A Aventura do P.R.E.T. - Adagietto

Adagietto.


Tuna Medicina do Porto


"A Tuna portuguesa passou por vários estádios condensados em "modas" tão efémeras quão interessantes (umas mais, outras menos) bem como por vários pontos de vista (musical, estético, etc) que a enriqueceram e/ou empobreceram/agrediram".



Tome-se - à laia de introito - como referência a segunda metade dos anos 80, principalmente o seu final e passagem para os 1ºs anos da década de 90. Como hoje parece evidente, a diferença para os dias de hoje e a vários títulos é gritante; musicalidade, estética musical, influências externas, trajar, instrumentos apresentados e por aí fora. Mas como se chegou até hoje e desde então?


Parece evidente que, dando-se o "boom", a mimetização e/ou imitação foi o fio de prumo seguido por quem ia timidamente surgindo - e à falta de outros faróis - (verifique-se o nº de tunas fundadas entre 1989 e 1992, p.ex.).

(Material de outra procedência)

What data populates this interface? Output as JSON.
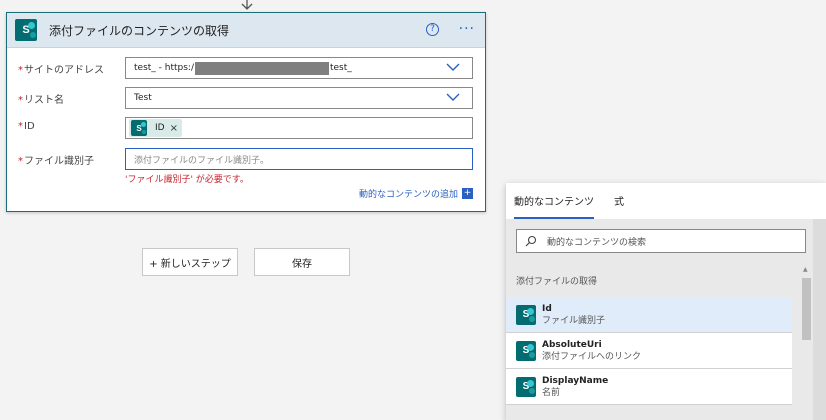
{
  "card": {
    "title": "添付ファイルのコンテンツの取得",
    "help_glyph": "?",
    "more_glyph": "···",
    "fields": [
      {
        "required": "*",
        "label": "サイトのアドレス",
        "value_prefix": "test_ - https:/",
        "value_suffix": "test_"
      },
      {
        "required": "*",
        "label": "リスト名",
        "value": "Test"
      },
      {
        "required": "*",
        "label": "ID",
        "token": "ID",
        "token_remove": "×"
      },
      {
        "required": "*",
        "label": "ファイル識別子",
        "placeholder": "添付ファイルのファイル識別子。"
      }
    ],
    "error": "'ファイル識別子' が必要です。",
    "add_dynamic": "動的なコンテンツの追加",
    "add_dynamic_plus": "+"
  },
  "buttons": {
    "new_step": "+ 新しいステップ",
    "save": "保存"
  },
  "dynamic_panel": {
    "tabs": [
      "動的なコンテンツ",
      "式"
    ],
    "search_placeholder": "動的なコンテンツの検索",
    "group_header": "添付ファイルの取得",
    "items": [
      {
        "name": "Id",
        "desc": "ファイル識別子"
      },
      {
        "name": "AbsoluteUri",
        "desc": "添付ファイルへのリンク"
      },
      {
        "name": "DisplayName",
        "desc": "名前"
      }
    ],
    "next_group_header": "",
    "scroll_up_glyph": "▲"
  },
  "icon_letter": "S",
  "colors": {
    "accent": "#2a5fc4",
    "sharepoint": "#036c70",
    "error": "#c4262e"
  }
}
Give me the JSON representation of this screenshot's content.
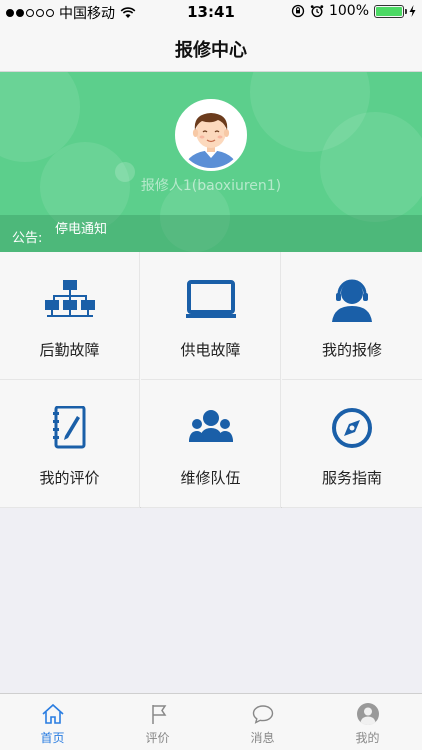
{
  "status_bar": {
    "carrier": "中国移动",
    "time": "13:41",
    "battery": "100%",
    "battery_level": 1.0
  },
  "navbar": {
    "title": "报修中心"
  },
  "profile": {
    "username": "报修人1(baoxiuren1)"
  },
  "notice": {
    "label": "公告:",
    "text": "停电通知"
  },
  "menu": [
    {
      "label": "后勤故障",
      "icon": "network-icon"
    },
    {
      "label": "供电故障",
      "icon": "monitor-icon"
    },
    {
      "label": "我的报修",
      "icon": "support-agent-icon"
    },
    {
      "label": "我的评价",
      "icon": "notebook-icon"
    },
    {
      "label": "维修队伍",
      "icon": "team-icon"
    },
    {
      "label": "服务指南",
      "icon": "compass-icon"
    }
  ],
  "tabs": [
    {
      "label": "首页",
      "icon": "home-icon",
      "active": true
    },
    {
      "label": "评价",
      "icon": "flag-icon",
      "active": false
    },
    {
      "label": "消息",
      "icon": "chat-bubble-icon",
      "active": false
    },
    {
      "label": "我的",
      "icon": "user-icon",
      "active": false
    }
  ],
  "colors": {
    "accent": "#1a5fa8",
    "hero_green": "#5ccf8c",
    "tab_active": "#2a7de1"
  }
}
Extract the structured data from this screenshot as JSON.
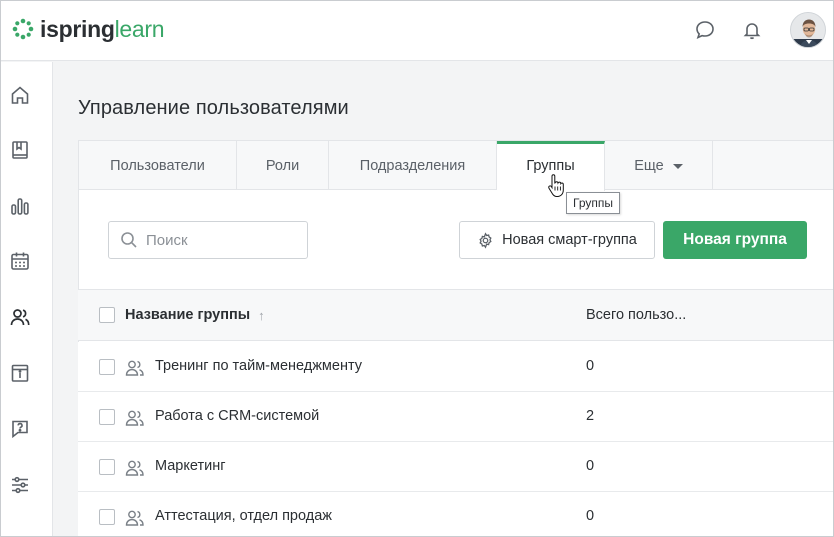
{
  "brand": {
    "part1": "ispring",
    "part2": "learn",
    "accent": "#3aa768"
  },
  "header": {
    "chat_icon": "chat-bubble-icon",
    "bell_icon": "bell-icon",
    "avatar": "user-avatar"
  },
  "sidebar": {
    "items": [
      {
        "icon": "home-icon"
      },
      {
        "icon": "book-icon"
      },
      {
        "icon": "bar-chart-icon"
      },
      {
        "icon": "calendar-icon"
      },
      {
        "icon": "users-icon",
        "active": true
      },
      {
        "icon": "info-card-icon"
      },
      {
        "icon": "question-chat-icon"
      },
      {
        "icon": "sliders-icon"
      }
    ]
  },
  "page": {
    "title": "Управление пользователями"
  },
  "tabs": [
    {
      "label": "Пользователи"
    },
    {
      "label": "Роли"
    },
    {
      "label": "Подразделения"
    },
    {
      "label": "Группы",
      "active": true
    },
    {
      "label": "Еще"
    }
  ],
  "tooltip": {
    "text": "Группы"
  },
  "toolbar": {
    "search_placeholder": "Поиск",
    "smart_group_label": "Новая смарт-группа",
    "new_group_label": "Новая группа"
  },
  "table": {
    "col_name": "Название группы",
    "col_total": "Всего пользо...",
    "rows": [
      {
        "name": "Тренинг по тайм-менеджменту",
        "count": "0"
      },
      {
        "name": "Работа с CRM-системой",
        "count": "2"
      },
      {
        "name": "Маркетинг",
        "count": "0"
      },
      {
        "name": "Аттестация, отдел продаж",
        "count": "0"
      }
    ]
  }
}
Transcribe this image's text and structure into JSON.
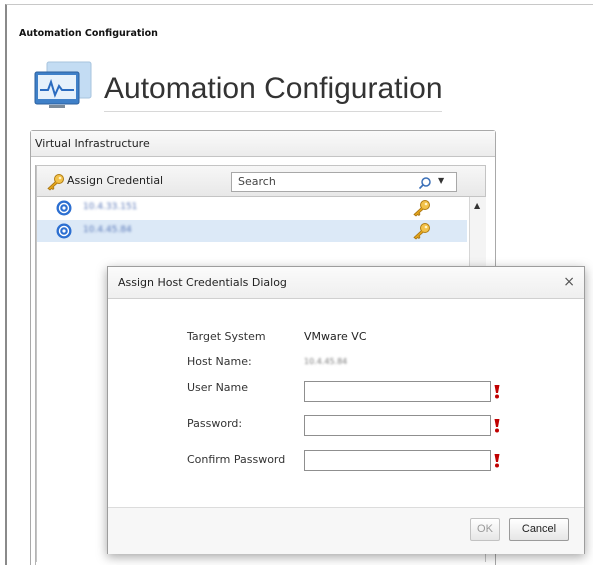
{
  "window": {
    "title": "Automation Configuration"
  },
  "app": {
    "heading": "Automation Configuration",
    "logo_icon": "monitor-heartbeat-icon"
  },
  "panel": {
    "title": "Virtual Infrastructure"
  },
  "toolbar": {
    "assign_label": "Assign Credential",
    "search_placeholder": "Search",
    "search_icon": "search-icon",
    "dropdown_icon": "chevron-down-icon"
  },
  "hosts": [
    {
      "address": "10.4.33.151",
      "selected": false,
      "icon": "host-icon",
      "credential_icon": "key-icon"
    },
    {
      "address": "10.4.45.84",
      "selected": true,
      "icon": "host-icon",
      "credential_icon": "key-icon"
    }
  ],
  "dialog": {
    "title": "Assign Host Credentials Dialog",
    "close_glyph": "×",
    "target_system_label": "Target System",
    "target_system_value": "VMware VC",
    "host_name_label": "Host Name:",
    "host_name_value": "10.4.45.84",
    "user_name_label": "User Name",
    "user_name_value": "",
    "password_label": "Password:",
    "password_value": "",
    "confirm_password_label": "Confirm Password",
    "confirm_password_value": "",
    "ok_label": "OK",
    "cancel_label": "Cancel"
  },
  "colors": {
    "selection": "#dce9f7",
    "required": "#c00000",
    "key_gold": "#e2a41c",
    "host_blue": "#2c6fd1"
  }
}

Mimetizaram sobretudo estéticas, comportamentos, rituais quase tribais no funcionamento interno e também no relacionamento com e entre as congéneres - o que faz concluir que muito de bom e de mau feito foi por imitação e não por convicção ou autoanálise comportamental; aliás, nesse tempo pensava-se a tuna uns 5% deixando aos restantes 95% a parte mais engraçada: a da experimentação no terreno.


Quem imitou só poderia fazer tal de acordo com o que já existia então. O que já existia então, por sua vez, foi recolher - como demostra p.ex. o "Qvid Tvnae" - as suas bases genéticas essencialmente ao único modelo que conhecia - e mal - que era o da tuna espanhola (já largamente dissecado em "Aventura" anterior). Ora, se quem imitou foi imitado só se pode concluir que, de imitação em imitação, se foi alterando, adaptando, aqui e acolá algo, seguramente mas deixando sempre a matriz e paradigma intactos, mesmo não o sabendo: a tuna espanhola.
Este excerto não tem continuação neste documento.